L Andrew Koman was the first to use the neurotoxin to treat the leg spasms that come from cerebral palsy. After these successes, the use of Botox for treating muscular disorders expanded rapidly. It began to be used to treat blepharospasm, torticollis, achalasia, gastro enteric and urinary spasms, muscle spasms from strokes and more.
In 1989, Allergan got FDA approval to begin marketing Oculinum to treat adult strabismus and blepharospasm, using the trademark Botox.
In 1989, a plastic surgeon named Richard Clark, first documented a cosmetic use for botulinum. He recognized that the toxin could be injected to smooth the wrinkles of the forehead and received FDA approval for the cosmetic application of Botox.

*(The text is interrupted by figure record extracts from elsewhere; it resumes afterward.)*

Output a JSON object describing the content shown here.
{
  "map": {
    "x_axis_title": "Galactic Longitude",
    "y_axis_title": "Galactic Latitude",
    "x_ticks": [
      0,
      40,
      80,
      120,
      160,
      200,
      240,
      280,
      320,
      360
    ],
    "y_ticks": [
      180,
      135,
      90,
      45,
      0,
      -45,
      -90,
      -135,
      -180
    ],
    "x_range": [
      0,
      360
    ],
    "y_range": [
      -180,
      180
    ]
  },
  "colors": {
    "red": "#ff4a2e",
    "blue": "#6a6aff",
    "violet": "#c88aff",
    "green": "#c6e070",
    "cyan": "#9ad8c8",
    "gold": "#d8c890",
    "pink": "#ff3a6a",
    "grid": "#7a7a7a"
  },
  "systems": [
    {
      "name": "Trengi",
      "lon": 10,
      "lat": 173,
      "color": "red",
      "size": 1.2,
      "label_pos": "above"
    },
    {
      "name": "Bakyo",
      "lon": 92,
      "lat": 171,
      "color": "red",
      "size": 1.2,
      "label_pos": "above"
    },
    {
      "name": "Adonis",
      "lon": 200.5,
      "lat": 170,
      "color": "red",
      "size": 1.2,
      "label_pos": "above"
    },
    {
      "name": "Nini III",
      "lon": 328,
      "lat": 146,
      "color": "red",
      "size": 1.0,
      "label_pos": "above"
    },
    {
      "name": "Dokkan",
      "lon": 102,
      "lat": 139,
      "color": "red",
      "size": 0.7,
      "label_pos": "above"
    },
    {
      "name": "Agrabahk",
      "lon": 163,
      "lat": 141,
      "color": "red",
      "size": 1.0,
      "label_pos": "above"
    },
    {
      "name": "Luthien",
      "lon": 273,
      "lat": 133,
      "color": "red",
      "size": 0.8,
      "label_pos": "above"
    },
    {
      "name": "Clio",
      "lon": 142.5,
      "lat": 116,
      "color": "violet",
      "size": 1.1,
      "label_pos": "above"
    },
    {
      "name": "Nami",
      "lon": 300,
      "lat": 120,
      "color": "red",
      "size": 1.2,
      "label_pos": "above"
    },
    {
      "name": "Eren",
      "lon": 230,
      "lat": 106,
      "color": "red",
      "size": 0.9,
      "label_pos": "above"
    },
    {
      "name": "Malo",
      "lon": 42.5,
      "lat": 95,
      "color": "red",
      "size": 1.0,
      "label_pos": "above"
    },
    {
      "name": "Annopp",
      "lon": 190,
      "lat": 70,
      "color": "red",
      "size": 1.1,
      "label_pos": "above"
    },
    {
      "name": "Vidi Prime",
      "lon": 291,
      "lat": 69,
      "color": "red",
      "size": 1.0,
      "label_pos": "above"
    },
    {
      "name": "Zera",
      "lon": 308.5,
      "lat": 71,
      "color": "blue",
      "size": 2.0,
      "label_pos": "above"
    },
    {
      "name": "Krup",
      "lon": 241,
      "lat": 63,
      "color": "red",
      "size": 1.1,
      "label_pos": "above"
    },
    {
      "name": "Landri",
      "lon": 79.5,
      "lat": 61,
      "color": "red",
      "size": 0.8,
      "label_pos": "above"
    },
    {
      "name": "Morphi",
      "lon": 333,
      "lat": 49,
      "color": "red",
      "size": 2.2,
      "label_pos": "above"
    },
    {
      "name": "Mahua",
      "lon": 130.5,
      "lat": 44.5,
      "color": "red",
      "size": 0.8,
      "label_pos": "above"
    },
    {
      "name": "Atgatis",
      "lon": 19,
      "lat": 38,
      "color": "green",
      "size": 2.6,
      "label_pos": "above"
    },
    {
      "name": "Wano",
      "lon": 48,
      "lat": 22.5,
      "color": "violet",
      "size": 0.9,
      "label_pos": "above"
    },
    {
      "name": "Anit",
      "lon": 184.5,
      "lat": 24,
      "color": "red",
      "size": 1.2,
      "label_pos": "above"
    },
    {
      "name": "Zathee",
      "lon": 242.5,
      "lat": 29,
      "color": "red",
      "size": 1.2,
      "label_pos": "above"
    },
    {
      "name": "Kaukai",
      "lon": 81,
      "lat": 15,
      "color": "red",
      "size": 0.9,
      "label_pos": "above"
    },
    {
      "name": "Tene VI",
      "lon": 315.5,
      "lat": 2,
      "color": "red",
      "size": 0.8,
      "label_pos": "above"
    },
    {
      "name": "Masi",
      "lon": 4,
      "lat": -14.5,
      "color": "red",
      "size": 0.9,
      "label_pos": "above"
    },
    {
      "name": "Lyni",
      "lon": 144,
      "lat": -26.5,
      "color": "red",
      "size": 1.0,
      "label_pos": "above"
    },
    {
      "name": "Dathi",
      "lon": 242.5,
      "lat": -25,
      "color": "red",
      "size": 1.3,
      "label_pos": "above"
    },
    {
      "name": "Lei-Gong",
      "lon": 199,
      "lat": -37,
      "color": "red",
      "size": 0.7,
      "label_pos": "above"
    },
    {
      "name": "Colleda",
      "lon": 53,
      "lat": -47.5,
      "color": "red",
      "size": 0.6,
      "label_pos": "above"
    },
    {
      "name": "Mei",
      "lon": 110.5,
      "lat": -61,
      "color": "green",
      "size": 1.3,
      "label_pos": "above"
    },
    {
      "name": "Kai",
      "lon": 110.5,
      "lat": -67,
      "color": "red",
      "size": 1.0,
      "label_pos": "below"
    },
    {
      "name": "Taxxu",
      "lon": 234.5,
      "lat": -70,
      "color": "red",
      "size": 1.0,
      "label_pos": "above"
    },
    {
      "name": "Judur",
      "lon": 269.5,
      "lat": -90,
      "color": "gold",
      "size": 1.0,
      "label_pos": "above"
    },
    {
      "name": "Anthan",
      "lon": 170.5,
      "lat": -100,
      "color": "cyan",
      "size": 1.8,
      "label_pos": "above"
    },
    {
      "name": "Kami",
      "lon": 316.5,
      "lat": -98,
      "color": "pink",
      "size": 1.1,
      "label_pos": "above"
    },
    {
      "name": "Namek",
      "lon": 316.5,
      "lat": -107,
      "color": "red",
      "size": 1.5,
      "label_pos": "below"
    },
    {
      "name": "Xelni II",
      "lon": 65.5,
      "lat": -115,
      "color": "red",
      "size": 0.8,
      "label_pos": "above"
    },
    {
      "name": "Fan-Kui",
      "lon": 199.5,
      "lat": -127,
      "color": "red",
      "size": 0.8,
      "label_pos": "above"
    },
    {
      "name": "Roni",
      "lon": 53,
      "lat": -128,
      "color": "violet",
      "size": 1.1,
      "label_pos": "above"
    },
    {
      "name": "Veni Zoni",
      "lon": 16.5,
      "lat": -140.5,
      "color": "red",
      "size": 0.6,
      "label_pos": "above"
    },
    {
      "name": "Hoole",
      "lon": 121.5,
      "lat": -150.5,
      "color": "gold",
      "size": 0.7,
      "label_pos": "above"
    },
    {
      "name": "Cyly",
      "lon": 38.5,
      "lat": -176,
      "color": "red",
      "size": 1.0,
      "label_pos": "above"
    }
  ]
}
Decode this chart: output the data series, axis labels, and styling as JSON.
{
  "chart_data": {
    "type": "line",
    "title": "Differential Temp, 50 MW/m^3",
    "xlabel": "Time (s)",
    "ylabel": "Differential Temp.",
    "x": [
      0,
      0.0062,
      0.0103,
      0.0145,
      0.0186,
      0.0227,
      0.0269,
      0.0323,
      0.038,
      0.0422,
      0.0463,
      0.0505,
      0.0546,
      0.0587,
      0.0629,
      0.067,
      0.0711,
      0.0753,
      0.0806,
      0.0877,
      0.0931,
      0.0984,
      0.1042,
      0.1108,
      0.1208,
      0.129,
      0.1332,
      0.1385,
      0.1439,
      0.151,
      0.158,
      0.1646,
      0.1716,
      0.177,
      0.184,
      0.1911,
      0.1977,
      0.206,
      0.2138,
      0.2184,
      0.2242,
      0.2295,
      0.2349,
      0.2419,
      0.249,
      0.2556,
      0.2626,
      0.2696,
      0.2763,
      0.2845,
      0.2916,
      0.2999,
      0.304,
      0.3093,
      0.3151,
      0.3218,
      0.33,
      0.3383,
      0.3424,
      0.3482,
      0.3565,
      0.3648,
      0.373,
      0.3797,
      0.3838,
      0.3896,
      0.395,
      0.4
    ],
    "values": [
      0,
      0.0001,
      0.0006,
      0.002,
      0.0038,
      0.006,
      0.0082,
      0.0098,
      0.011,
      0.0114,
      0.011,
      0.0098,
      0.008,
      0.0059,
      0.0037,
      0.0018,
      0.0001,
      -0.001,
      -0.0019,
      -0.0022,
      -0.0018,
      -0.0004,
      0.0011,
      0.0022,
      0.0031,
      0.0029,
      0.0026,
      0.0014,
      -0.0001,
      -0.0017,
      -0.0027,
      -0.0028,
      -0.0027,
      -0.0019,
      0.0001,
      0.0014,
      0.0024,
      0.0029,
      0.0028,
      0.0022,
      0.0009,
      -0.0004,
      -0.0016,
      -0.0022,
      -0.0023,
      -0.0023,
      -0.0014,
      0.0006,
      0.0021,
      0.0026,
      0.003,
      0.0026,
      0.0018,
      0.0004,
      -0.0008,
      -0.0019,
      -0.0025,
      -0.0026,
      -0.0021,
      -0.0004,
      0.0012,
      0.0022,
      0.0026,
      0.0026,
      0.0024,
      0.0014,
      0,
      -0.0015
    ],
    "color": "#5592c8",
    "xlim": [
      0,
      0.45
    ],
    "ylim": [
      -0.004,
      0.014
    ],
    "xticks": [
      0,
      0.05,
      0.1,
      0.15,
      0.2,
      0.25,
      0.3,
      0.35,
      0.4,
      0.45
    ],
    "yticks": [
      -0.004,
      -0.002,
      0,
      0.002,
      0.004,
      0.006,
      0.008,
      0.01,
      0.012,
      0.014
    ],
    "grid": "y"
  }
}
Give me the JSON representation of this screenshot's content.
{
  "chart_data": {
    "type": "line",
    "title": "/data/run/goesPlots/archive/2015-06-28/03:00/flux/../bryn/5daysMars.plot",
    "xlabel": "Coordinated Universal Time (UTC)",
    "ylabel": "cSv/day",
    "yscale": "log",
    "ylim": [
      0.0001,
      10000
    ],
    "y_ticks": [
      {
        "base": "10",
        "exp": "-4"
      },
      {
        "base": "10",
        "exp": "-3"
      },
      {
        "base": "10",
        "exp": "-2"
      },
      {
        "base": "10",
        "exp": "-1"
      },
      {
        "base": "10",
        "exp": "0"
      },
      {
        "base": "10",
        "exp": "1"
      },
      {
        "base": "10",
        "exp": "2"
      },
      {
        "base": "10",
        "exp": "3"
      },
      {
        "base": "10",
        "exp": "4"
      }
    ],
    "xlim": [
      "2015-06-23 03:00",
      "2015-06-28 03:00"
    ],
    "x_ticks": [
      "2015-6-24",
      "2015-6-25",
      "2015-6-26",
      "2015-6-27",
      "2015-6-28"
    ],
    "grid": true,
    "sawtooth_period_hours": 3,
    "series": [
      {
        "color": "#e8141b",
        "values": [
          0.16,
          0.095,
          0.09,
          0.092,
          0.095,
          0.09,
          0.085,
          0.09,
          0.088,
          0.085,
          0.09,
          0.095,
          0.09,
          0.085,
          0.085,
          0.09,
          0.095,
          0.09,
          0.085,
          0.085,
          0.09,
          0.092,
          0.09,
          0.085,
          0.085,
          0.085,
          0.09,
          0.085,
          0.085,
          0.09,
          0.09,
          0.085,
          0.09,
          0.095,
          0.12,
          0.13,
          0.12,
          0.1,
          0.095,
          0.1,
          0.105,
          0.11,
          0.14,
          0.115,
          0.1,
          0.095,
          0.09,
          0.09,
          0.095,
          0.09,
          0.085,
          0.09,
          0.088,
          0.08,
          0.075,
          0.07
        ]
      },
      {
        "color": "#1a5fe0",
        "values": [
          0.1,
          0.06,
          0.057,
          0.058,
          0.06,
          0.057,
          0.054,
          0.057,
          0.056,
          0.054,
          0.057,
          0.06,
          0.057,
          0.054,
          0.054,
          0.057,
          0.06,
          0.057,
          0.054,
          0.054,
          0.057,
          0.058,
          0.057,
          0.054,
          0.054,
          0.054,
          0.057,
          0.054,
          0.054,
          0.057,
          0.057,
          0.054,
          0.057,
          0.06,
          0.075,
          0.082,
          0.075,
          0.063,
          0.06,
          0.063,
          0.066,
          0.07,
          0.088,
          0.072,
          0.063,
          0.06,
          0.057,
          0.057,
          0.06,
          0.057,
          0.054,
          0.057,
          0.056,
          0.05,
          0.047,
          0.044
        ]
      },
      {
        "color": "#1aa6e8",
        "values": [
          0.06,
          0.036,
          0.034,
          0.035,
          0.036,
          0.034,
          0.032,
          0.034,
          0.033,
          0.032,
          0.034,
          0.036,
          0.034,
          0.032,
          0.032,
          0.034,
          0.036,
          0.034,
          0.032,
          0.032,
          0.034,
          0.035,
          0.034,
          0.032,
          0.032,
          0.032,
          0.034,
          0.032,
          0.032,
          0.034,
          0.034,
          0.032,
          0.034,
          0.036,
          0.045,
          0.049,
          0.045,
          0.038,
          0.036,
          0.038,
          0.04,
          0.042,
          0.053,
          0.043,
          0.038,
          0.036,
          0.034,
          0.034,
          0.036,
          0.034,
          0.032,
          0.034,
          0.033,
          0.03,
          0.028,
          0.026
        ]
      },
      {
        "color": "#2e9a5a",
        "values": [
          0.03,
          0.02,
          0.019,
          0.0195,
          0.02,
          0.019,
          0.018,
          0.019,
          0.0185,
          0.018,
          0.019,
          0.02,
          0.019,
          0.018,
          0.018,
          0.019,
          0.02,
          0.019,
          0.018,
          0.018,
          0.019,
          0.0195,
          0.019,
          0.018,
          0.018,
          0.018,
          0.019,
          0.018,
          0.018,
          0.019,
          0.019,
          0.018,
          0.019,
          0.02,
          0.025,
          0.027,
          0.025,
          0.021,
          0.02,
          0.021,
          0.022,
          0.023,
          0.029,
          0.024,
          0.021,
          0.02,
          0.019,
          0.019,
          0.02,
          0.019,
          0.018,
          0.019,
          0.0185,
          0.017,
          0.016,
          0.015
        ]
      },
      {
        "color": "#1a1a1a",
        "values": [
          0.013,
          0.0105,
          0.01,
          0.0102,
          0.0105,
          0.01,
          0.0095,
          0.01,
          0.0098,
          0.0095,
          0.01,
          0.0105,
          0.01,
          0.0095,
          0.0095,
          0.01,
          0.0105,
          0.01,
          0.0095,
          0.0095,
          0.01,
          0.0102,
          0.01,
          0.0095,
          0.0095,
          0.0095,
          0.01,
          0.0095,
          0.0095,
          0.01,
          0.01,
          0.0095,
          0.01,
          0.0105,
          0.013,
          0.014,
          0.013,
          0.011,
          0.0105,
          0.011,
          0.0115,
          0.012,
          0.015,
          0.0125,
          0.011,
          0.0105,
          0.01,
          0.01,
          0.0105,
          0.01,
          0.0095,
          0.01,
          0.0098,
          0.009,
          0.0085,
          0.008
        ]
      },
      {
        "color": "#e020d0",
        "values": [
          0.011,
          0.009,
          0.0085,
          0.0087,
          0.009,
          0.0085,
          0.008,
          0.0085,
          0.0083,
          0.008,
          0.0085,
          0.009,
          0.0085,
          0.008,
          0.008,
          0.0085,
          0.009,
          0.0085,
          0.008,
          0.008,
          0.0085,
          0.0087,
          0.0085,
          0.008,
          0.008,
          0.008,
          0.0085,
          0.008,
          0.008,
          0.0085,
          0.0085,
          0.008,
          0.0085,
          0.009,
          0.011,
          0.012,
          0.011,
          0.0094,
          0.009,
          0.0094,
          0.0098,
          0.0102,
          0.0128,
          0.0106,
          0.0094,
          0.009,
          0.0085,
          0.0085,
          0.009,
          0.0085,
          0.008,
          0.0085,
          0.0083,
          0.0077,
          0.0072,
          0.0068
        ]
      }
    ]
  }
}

Jean and Alistair Carruthers were treating blepharospasm patients when they realised that their patients had diminished frown lines which sparked the popular cosmetic use of Botox. In 2002 the FDA approved Botox Cosmetic to treat moderate to severe frown lines.
In 2000, Dr. Binder noticed that patients who had cosmetic injections also had reported relief from chronic headaches. Botox actually inhibits the release of certain neurotransmitters and suppresses the central pain processing systems which are responsible for migraines. The FDA approved Botox injections for treatment of migraine headaches in 2010.